Air Force Certifies SpaceX for National Security Launches

The Air Force certified SpaceX to launch national security satellites today.   The long-anticipated certification makes the company eligible to compete against the United Launch Alliance (ULA), which has held a virtual monopoly on launching the nation’s most critical military and intelligence satellites since 2006.

SpaceX founder and chief designer Elon Musk thanked the Air Force for its confidence in the company, while Air Force Secretary Deborah Lee James called it a “very important milestone for the Air Force and the Department of Defense.”

Although SpaceX already was awarded two Air Force contracts, for the launch of the Deep Space Climate Observatory (DSCOVR) earlier this year and an upcoming launch of  a Space Test Program satellite, those were not part of the coveted “EELV-class” launches performed by ULA.   ULA builds and launches the Atlas V and Delta IV rockets, so-called Evolved Expendable Launch Vehicles (EELVs).   Atlas V and Delta IV were sold separately by their respective manufacturers, Lockheed Martin and Boeing, until 2006 when a dwindling market threatened both.  ULA was the solution.  Jointly owned by the two companies and with a guaranteed level of financial support from the government, it has an impeccable record of launches. 

The launches are quite expensive, however, and with the emergence of SpaceX, questions began to arise as to whether competition might drive the prices down.  Russia’s invasion of Crimea last year added another twist.  Russian RD-180 engines power the Atlas V and many in Congress argued that the launch of U.S. national security satellites should not be dependent on a foreign country, especially Russia.   The 2015 National Defense Authorization Act (NDAA) requires the Air Force to stop using RD-180s by 2019 (although waivers are allowed under certain circumstance).   Debate continues to swirl around that requirement, but a transformation in the launch services industry has begun. 

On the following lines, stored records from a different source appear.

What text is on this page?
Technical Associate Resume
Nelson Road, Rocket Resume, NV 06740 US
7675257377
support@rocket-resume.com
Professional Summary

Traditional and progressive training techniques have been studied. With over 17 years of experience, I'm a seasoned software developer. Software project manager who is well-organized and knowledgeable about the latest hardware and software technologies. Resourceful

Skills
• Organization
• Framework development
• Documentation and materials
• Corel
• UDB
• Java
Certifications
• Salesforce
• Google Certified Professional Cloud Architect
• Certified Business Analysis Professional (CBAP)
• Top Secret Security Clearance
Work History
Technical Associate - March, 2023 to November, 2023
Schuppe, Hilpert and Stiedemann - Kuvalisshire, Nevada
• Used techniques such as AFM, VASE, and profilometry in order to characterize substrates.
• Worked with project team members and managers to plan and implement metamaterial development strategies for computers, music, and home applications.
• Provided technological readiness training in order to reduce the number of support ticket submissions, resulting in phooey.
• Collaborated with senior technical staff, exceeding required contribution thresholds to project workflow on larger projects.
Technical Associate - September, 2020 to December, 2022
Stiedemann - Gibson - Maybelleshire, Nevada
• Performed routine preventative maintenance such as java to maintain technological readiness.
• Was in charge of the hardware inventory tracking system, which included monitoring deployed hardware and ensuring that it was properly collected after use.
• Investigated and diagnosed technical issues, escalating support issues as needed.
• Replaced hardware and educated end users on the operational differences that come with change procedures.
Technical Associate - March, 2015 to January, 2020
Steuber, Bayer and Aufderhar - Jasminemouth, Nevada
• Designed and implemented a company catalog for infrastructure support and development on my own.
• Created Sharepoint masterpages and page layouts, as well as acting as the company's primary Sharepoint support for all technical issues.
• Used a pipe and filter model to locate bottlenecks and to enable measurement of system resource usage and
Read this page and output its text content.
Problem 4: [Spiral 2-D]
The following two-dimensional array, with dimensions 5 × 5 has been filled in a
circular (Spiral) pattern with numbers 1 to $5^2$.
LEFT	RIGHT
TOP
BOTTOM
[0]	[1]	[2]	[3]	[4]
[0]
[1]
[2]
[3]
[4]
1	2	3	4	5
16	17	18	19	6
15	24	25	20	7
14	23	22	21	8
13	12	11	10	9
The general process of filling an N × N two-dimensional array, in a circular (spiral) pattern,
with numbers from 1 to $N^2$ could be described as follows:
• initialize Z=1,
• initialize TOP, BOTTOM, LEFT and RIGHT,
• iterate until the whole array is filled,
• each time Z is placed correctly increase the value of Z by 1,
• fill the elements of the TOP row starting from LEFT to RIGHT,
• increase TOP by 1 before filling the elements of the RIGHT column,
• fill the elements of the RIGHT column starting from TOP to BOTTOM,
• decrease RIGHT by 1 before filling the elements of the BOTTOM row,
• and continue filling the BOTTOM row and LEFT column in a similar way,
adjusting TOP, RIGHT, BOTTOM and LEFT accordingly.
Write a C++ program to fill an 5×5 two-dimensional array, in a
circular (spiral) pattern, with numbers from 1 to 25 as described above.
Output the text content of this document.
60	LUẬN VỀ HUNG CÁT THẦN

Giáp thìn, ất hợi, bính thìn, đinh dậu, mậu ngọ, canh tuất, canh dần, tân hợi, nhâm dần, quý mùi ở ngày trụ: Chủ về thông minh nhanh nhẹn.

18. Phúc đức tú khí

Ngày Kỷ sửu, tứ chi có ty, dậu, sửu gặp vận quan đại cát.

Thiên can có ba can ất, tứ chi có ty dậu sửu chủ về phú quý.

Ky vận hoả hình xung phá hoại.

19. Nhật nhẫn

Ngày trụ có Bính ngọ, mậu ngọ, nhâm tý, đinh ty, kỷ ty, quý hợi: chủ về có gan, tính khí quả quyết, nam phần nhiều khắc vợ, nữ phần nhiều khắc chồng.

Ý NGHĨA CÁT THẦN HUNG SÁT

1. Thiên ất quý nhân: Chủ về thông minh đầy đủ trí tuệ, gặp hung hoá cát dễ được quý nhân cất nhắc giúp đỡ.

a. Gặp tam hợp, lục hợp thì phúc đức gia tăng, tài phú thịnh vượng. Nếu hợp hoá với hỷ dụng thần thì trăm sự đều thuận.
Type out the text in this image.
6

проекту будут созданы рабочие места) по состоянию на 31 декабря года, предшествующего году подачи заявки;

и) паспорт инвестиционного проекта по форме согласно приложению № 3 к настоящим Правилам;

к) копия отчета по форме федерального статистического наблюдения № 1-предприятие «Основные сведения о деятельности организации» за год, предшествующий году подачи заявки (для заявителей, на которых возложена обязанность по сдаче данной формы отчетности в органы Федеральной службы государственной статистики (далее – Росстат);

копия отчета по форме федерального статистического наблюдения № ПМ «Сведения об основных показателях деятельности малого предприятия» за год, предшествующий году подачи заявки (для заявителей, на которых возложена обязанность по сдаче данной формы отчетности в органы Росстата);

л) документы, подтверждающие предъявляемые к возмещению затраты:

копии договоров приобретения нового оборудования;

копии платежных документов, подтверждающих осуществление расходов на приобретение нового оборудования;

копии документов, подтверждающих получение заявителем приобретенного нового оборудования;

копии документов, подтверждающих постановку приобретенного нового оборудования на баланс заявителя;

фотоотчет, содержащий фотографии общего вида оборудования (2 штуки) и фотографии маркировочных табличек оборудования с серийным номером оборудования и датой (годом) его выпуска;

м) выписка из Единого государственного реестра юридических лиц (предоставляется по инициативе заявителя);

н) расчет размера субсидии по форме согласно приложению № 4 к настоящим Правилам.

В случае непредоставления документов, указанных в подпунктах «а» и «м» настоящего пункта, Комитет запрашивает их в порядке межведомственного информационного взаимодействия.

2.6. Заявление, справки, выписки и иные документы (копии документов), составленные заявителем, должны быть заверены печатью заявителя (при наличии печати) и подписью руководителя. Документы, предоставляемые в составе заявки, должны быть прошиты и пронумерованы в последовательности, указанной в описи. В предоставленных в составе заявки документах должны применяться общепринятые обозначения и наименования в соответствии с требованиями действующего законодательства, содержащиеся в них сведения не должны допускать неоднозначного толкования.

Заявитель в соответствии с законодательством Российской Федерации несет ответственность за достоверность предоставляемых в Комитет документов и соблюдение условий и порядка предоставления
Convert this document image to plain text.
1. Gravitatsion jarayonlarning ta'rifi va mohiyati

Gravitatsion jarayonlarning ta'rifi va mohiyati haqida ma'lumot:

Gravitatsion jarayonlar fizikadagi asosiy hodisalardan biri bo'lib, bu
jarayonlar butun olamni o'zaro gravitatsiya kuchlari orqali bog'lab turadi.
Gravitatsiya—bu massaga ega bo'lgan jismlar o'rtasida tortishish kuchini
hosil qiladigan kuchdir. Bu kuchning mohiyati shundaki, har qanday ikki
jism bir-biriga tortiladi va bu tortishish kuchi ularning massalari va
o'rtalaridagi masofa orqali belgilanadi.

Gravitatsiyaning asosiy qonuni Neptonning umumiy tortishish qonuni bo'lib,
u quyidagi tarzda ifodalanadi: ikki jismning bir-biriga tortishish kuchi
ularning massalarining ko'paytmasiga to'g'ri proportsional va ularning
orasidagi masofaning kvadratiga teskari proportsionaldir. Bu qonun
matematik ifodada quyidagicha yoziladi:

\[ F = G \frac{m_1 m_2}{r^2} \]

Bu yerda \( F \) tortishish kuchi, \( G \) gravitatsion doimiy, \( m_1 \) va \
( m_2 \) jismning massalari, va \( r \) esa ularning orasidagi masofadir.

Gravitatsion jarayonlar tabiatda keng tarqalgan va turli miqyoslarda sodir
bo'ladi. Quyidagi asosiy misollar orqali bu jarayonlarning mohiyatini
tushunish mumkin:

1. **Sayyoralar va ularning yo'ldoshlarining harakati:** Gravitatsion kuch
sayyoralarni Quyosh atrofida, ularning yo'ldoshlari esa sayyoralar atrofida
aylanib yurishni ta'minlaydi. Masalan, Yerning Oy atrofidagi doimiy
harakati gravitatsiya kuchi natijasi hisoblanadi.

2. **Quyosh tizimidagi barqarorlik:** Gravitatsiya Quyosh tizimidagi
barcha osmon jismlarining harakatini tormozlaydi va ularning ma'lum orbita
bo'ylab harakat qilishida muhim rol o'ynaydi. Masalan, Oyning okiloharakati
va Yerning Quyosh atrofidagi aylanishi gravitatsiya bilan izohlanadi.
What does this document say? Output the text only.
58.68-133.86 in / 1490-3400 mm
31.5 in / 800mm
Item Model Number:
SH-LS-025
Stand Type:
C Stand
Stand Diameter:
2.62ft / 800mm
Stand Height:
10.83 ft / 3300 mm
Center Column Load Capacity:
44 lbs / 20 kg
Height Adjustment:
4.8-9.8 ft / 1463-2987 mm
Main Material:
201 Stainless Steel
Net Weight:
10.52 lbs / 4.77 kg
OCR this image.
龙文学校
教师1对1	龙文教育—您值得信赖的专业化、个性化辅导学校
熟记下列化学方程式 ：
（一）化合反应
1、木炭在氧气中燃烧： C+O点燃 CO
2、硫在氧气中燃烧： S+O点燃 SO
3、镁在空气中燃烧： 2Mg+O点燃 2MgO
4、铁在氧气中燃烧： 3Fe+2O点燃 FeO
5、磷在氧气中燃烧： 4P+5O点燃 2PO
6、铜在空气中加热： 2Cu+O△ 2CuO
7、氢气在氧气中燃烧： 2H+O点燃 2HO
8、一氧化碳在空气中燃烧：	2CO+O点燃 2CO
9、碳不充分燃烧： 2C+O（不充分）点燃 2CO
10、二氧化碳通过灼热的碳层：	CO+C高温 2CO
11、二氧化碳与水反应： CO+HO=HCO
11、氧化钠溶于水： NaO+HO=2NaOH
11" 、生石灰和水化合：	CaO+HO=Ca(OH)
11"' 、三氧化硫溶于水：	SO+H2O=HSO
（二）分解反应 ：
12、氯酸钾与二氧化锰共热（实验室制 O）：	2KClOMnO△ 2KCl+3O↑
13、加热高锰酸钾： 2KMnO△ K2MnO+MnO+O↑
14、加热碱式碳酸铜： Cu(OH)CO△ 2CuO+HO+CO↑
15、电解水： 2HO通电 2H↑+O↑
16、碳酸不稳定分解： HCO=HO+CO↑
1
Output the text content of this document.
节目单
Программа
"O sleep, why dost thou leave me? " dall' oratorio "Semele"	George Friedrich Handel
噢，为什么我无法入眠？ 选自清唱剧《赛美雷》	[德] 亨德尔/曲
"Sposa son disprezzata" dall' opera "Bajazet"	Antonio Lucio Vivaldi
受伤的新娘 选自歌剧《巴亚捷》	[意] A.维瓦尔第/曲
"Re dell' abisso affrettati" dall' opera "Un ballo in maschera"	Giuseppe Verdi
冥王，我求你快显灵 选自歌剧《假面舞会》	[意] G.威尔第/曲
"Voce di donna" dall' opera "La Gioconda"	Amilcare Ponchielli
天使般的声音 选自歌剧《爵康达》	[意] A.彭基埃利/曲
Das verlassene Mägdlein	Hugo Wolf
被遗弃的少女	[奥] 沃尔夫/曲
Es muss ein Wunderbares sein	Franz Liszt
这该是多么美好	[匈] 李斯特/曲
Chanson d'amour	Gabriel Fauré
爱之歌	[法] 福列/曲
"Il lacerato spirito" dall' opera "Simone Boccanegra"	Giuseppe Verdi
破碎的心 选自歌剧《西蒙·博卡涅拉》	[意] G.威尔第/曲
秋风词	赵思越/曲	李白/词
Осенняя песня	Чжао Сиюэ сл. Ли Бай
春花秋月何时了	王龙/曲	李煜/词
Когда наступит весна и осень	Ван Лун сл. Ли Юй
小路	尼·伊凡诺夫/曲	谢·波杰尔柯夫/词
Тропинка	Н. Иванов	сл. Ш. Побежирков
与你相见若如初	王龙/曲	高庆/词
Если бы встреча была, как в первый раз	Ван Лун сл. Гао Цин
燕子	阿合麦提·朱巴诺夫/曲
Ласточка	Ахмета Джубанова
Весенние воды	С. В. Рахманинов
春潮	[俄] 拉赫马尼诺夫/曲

The announcement today does not guarantee a sea-change in the launch services market, but opens that opportunity for SpaceX and potentially other launch service providers.  Lt. Gen. Samuel Greaves, Commander of Air Force Space and Missile Systems Center (SMC) and Air Force Program Executive Officer for Space said the certification process “provides a path” for them to “demonstrate the capability to design, produce, qualify, and deliver a new launch system” that provides the mission assurance necessary for national security payloads.

The Air Force repeatedly stated last year that SpaceX’s certification would be complete by December 2014.  For reasons that remain unclear, it took another 5 months, but is finally done.